E-trading Risk Controls ‘Essential for Preserving Global Market Stability’

Investment banks can take steps to ensure that their electronic trading systems are designed and utilised by both the banks and their clients to meet a set of pre-trade, risk-centric best practices, says GreySpark Partners. The London-based capital markets consultancy has issued a report entitled ‘Best Practices in Pre-trade Risk Controls 2014’ . It offers […]

Author
Date published
August 15, 2014 Categories

Investment banks can take steps to ensure that their electronic trading systems are designed and utilised by both the banks and their clients to meet a set of pre-trade, risk-centric best practices, says GreySpark Partners.

The London-based capital markets consultancy has issued a report entitled
‘Best Practices in Pre-trade Risk Controls 2014’
. It offers banks a detailed guide on how to implement a range of protective barriers around their e-trading systems so that use of the systems does not negatively disrupt the functioning of the bank or the marketplace.

The report cites the Knight Capital Group stock trading incident in 2012 when the company lost US$440m in one day, which served as a bellwether in the recent history of the global equities market.

In 2010, warnings about the safety of increasingly prevalent automated equities markets blared loudly when the Dow Jones Industrial Average (DJIA) suffered a whole scale ‘flash crash’ event that went on to affect the value of other stock indices in the US and worldwide.

However, the stage was arguably set for the 2010 flash crash and, subsequently, the Knight Capital incident back in 2007, when US regulations designed to create a more interconnected domestic stock market indirectly incentivised the development of ever-more-complex e-trading systems. The report explores mishaps related to e-trading systems and marketplaces that favour their usage, to document the dangers of automated trading and the regulatory responses to these dangers in the European (EU), US and globally.

The report also outlines a set of pre-trade risk controls developed by GreySpark, which are tailored for the needs of sellside market-making institutions and can be used by banks and their clients to create an informal set of best practices to mitigate potential risks on the path toward electronic trade execution. The controls include details on the design and implementation of a three-tier methodology for firewall architecture. The firm believes the majority of Tier I and Tier II banks with robust capital markets businesses can readily adapt these pre-trade risk controls onto their existing infrastructure.
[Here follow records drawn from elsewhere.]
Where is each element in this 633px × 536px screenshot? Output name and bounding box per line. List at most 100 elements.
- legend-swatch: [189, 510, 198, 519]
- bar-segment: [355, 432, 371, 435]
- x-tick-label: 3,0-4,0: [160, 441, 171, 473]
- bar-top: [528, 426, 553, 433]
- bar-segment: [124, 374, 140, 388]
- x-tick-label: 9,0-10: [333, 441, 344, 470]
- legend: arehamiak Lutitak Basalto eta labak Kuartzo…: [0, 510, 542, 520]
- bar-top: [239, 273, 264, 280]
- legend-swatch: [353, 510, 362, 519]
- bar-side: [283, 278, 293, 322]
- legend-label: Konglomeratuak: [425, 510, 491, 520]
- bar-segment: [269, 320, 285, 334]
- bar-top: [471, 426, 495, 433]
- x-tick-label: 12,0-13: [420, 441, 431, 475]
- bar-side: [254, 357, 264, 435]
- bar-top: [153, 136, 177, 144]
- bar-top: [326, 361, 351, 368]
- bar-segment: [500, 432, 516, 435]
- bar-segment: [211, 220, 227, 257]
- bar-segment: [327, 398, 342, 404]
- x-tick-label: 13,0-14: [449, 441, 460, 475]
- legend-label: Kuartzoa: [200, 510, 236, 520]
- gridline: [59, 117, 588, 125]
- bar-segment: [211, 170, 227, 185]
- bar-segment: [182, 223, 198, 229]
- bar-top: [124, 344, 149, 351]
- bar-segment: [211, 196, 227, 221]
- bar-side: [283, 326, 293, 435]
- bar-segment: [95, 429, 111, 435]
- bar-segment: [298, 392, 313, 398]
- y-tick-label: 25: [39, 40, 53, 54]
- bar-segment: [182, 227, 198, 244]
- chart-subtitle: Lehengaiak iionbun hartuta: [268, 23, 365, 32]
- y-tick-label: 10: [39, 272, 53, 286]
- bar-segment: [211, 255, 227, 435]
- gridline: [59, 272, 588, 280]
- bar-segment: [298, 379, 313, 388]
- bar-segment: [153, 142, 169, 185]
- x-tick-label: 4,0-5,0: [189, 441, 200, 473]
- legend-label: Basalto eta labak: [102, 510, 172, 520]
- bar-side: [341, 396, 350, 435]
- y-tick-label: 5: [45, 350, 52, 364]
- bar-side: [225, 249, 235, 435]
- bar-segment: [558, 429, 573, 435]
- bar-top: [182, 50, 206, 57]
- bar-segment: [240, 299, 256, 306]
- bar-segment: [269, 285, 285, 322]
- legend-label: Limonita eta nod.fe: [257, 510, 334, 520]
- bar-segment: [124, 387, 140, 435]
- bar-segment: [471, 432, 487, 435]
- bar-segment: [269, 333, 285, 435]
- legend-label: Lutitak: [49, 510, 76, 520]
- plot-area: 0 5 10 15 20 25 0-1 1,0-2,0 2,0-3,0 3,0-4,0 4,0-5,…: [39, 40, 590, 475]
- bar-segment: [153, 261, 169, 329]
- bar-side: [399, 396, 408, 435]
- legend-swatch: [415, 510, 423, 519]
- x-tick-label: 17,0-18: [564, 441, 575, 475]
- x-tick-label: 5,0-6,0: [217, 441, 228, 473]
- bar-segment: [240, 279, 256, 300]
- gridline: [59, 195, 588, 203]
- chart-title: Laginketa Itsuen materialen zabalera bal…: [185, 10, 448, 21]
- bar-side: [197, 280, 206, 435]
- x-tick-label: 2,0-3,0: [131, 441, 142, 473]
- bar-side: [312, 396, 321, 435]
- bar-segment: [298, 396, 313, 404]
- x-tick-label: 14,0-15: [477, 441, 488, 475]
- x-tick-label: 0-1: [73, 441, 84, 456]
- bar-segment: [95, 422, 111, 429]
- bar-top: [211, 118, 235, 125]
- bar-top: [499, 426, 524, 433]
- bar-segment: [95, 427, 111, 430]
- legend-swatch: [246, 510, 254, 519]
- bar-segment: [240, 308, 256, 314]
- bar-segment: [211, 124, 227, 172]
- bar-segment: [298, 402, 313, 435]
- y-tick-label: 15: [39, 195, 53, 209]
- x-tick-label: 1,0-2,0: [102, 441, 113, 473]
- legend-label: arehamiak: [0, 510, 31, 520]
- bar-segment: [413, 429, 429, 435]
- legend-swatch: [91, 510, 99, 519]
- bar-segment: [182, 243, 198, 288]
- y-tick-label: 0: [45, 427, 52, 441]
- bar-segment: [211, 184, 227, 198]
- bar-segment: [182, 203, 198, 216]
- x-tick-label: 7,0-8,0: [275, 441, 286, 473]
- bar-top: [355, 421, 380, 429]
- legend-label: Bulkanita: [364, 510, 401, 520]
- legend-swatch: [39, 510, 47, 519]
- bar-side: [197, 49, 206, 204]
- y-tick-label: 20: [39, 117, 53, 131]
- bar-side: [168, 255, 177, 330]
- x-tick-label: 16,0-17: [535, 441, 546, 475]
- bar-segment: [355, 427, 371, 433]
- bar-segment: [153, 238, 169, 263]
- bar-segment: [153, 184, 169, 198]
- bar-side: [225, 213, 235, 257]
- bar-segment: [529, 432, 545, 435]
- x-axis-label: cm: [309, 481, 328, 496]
“Several structural market events over the last five years have increased the potential for significant impacts on the stability of global markets for different asset classes as a result of breakdowns in electronic trade execution flows,” said Stephane Lannoy, GreySpark managing consultant and report co-author.

“Regulators in the EU, US and elsewhere have issued new rules to prevent and circumvent any possible market crashes or company failures related to these types of breakdowns, but GreySpark believes that individual banks can do more.”

Russell Dinnage, GreySpark senior consultant and report co-author, added: “In 2014 the function of the US National Market System regulations, linking together numerous domestic stock exchanges into a more consolidated system, are being replicated across the stock exchanges of many other countries.

“But subsequent ‘speed bump’ regulations being currently announced in the US, which are designed to protect market participants from the dangers of badly designed automated trading systems are not necessarily being put in place elsewhere in the world, leaving significant gaps in the global regulatory framework.”